Долго молчал и потом сказал:
– Гаршина называют святым человеком – больше этого – он был святое дитя!
Однажды я пришёл к нему на квартиру и застал его в той же узенькой, пустой и скучной комнате; полуодетый, растрёпанный, он лежал на постели с книжкой в руках.
– Температура скачет в гору, – объяснил он, – утром взбежала до сорока почти, вот и валяюсь! А мои уехали в Саратов. Скажите-ка волшебнице, которая отворила вам дверь, чтобы она чаю нам дала.
– Вы читали Кущевского? – спрашивал он. – Нет? Непременно прочитайте «Николая Негорева» – хорошая вещь! Вы о нём слышали, о Кущевском?
Сжато, памятными, вескими словами, он начал рассказывать о том, как автор «Негорева», работая осенью на Неве грузчиком-каталем, упал с тачкой в воду, простудился и, лёжа в больнице, писал по ночам свой роман.
– Я не знал его, не встречал, мне рассказывал о нем пьяненький фельдшер той больницы. «Лекарства мне не нужны, – говорил он фельдшеру, – вы лучше дайте мне водки, свечу и бумаги. Жить я не буду всё равно, но – мне необходимо написать роман, вот вы и помогите в этом – дайте мне свечку. Днём писать запрещено и мешают, значит – надо писать ночью, а без свечки – темно, понимаете?» Он у всех просил свечек, но думали, что это бред, и не давали ему огня, он выменивал огарки на свои порции, голодал и писал, а однажды взял казённую свечу из ванной комнаты, это заметили и отняли свечку у него, а он – плакал! И всё-таки – написал роман. Там есть удивительное лицо, может быть, одна из самых фантастических фигур в русской литературе, – Оверин, которому земля, вся земля – кажется живым, чувствующим и думающим существом, и оно ничего не знает о нас или столько, сколько мы знаем о микробах. Оно сгибает палец, а мы переживаем землетрясения, и, в то же время, может быть, оно учится в какой-то гимназии, читает книги, и, когда перевёртывает страницы, наш мир качается. Когда я читал об этом великане-земле, не чувствующем на себе людей, – мне было страшно. Это только русский писатель может чувствовать всю землю как живое и враждебное ему существо, я уверен, что только русский. Эх, знаете, сколько в России талантливых людей и как они страшно живут! Вот – посмотрите!
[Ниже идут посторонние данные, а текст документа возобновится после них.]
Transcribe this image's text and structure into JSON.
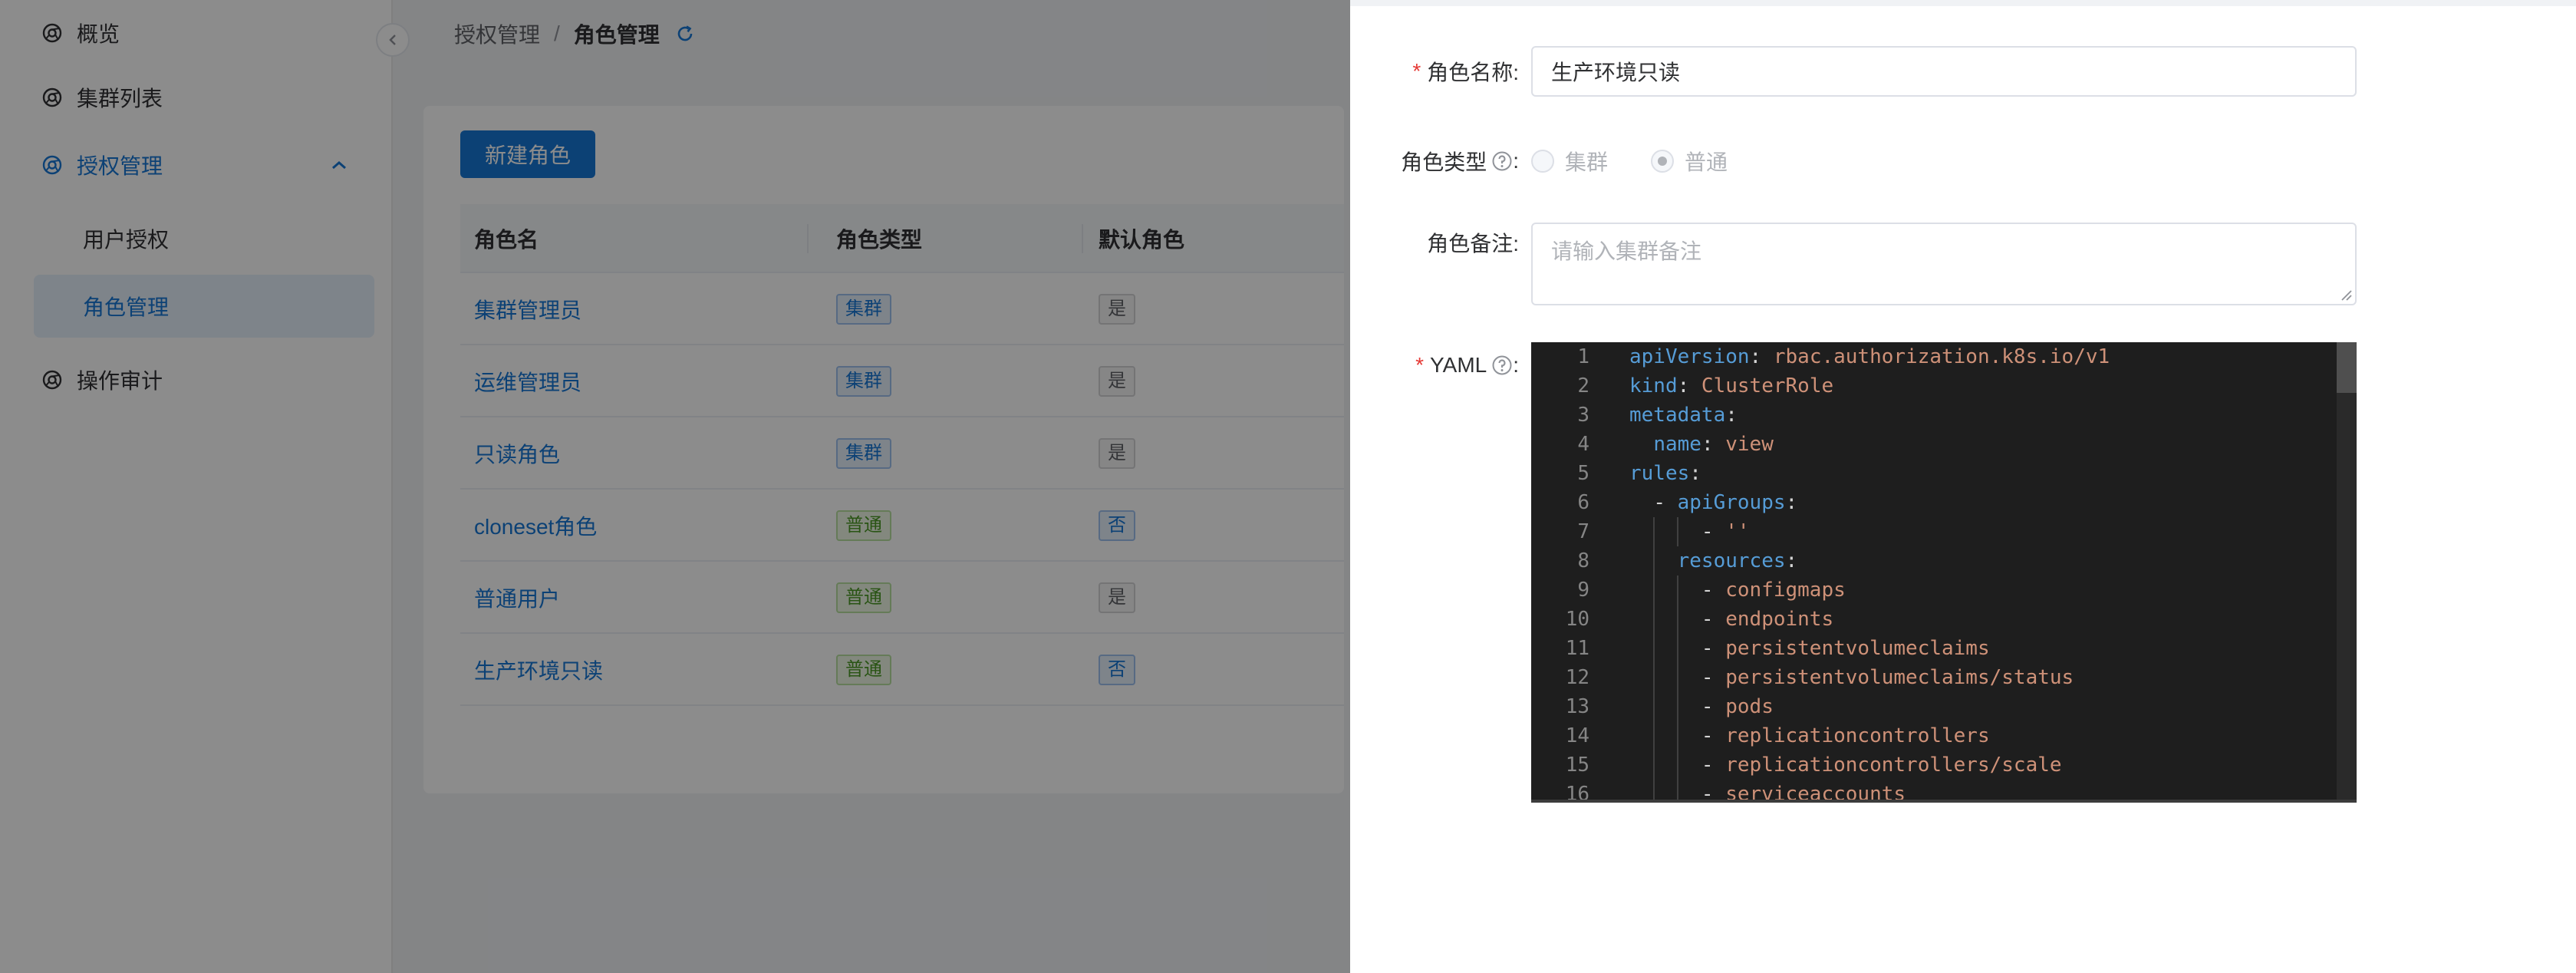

Он сел на койке, прислонясь спиною к стене, и стал читать рассказ Кущевского «Самоубийца». До этой поры – а пожалуй, и с той поры до сего дня – я не слышал такого чтения: лёгкий недостаток речи Каронина удивительно помогал ему оттенять и подчёркивать наиболее волнующие места просто написанного рассказа, тихий голос насыщал слова жуткой и победительной нервной силой.
Нестерпимо стыдно и страшно было слушать историю крестьянского сына, литератора Агафонова: отец обложил его оброком в десять рублей за каждый месяц, под угрозою не давать паспорта и – сечь. Однажды этот Агафонов, «маленький, русоволосый человек», писавший свои рассказы, волнуясь до рыданий, заболел, а из больницы попал в пересыльную тюрьму.
– «Пропутешествовав несколько сот вёрст в ручных кандалах, он очутился перед грозными очами отца, который не принял во внимание никаких извинений в неаккуратном взносе оброка…
– На коленях просил я его, – рассказывал Агафонов, – не сечь меня; потом просил высечь да опять в город отпустить. Нет. А гляжу в окошко, батрак Осип на берёзу залез и розги режет. Отец говорит: „Покажу тебе пьянствовать“. А у меня сердце так и бьётся; гляжу в окно – розги режут… Пришли. Я долго боролся, растянули в риге, на соломе, и… Я хотел тогда удавиться после этого, да отец согласился взять с меня пятнадцать рублей в месяц и опять отпустить в Петербург. А что, если он меня потребует и опять поведут меня в кандалах? Ах, сколько клопов на этих этапах, если бы вы знали… И опять сечь… я этого не снесу… Вы – дворянин… как хорошо быть дворянином! Но вы – голытьба, вы наш… да!».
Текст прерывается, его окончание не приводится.